Up to 1,150 c.c. : 1st : A. P. Hedges (M.G. Midget), 19 laps 39 min. 23.0 sec. (76.71 m.p.h.); 2nd : A. T. Foster (M.G. Midget), 19 laps; 3rd : G. L. Capel (Lotus XI Le Mans), 19 laps.
THE BRITISH EAGLE INTERNATIONAL TROPHY – F.2 cars – 20 laps:
1st : J. Clark (Lotus-Cosworth) 34 min. 58.2 sec.- 90.93 m.p.h.
2nd : J. Brabham (Repco Brabham-Cosworth), 35 min. 10.4 sec.
3rd : G. Hill (Repco Brabham-Cosworth), 35 min. 11.8 sec.
4th : D. Hulme (Repco Brabham-Cosworth)
5th : F. Gardner (Repco Brabham-Cosworth)
6th : J. Rindt (Repco Brabham-Cosworth)
Fastest lap : (G. Hill (Repco Brabham), 1 min. 43.4 sec. (92.26 m.p.h.).
THE GUARDS INTERNATIONAL TROPHY – 50 laps:
Overall Winner : B. McLaren (Cooper-Oldsmobile) 1 hr. 28 min. 40.4 sec.- 89.65 m.p.h.
Sports Cars and Prototypes – over 2,000 c.c.: 1st : B. McLaren (Cooper-Oldsmobile), 1 hr. 28 min. 40.4 see. (89.63 m.p.h.); 2nd : J. Brabham (Repro Brabham BT8); 3rd : G. Hill (Ferrari 330P).
Fastest lap : B. McLaren (Cooper-Oldsmobile), 1 min. 44.0 sec. (91.73 m.p.h.).
Sports Cars and Prototype – 1,601: c.c. to 2,000 c.c.: 1st : D. Hulme (Repco Brabham BT8), 1 hr. 29 min. 22.8 sec. (88.95 m.p.h.); 2nd : A. Lanfranchi (Elva 7-B.M.W.), 49 laps; 3rd : D. Prophet (Elva 7-B.M.W.), 46 laps.
Grand Touring Cars-over 2,500 c.c.: 1st : J. G. Sears (Shelby American Cobra), 49 laps, 1 hr. 28 min. 44.2 sec, (87.80 m.p.h.); 2nd : C. Amon (Shelby American Cobra), 49 laps; 3rd : E. R. Protheroe (Jaguar E-type), 46 laps.
THE SLIP MOLYSLIP TROPHY – Touring cars – 20 laps :
Overall Winner : J. G. Sears (Ford Galaxie) 39 min. 09.4 sec.- 81.21 m.p.h.

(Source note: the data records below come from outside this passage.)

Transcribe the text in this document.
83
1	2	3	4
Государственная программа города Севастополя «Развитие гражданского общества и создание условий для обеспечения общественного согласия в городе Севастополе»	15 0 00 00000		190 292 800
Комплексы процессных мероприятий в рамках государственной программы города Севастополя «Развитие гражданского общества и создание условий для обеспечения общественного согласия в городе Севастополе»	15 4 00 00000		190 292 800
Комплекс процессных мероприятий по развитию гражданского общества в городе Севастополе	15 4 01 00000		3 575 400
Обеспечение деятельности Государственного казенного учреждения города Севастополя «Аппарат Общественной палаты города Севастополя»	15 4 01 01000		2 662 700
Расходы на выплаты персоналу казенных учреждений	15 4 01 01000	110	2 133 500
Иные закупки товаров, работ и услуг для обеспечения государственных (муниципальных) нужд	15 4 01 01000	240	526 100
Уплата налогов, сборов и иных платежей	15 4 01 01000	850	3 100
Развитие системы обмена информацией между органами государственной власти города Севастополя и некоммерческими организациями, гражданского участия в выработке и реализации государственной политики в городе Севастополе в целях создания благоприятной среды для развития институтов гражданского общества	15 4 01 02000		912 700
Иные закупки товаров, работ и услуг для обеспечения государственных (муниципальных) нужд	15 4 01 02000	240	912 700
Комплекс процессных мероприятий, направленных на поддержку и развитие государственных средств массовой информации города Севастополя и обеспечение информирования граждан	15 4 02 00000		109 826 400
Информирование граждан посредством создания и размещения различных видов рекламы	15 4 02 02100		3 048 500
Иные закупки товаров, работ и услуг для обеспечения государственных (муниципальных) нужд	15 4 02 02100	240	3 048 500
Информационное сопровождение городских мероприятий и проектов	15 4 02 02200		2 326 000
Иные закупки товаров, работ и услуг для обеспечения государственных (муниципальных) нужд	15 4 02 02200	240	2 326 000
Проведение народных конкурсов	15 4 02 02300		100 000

Over 2,000 c.c. : 1st : J. G. Sears (Ford Galaxie), 39 min. 09.4 sec. (81.21 m.p.h.); 2nd : Sir Gawaine Baillie (Ford Galaxie); 3rd : C. McLaren (Jaguar 3.8), 19 laps.
1,301 c.c. to 2,000 c.c. : 1st : J. Clark (Lotus Cortina), 39 min. 32.2 sec. (80.43 m.p.h.); 2nd : J. R. Olthoff (Lotus Cortina); 3rd : R. P. Swanton (Lotus Cortina).
Up to 1,300 c.c.: 1st : M. Young (Anglia 1200 Super), 40 min. 04.0 sec. (79.37 m.p.h.); 2nd : C. Craft (Anglia 1200 Super); 3rd : J. Rhodes (Mini-Cooper S).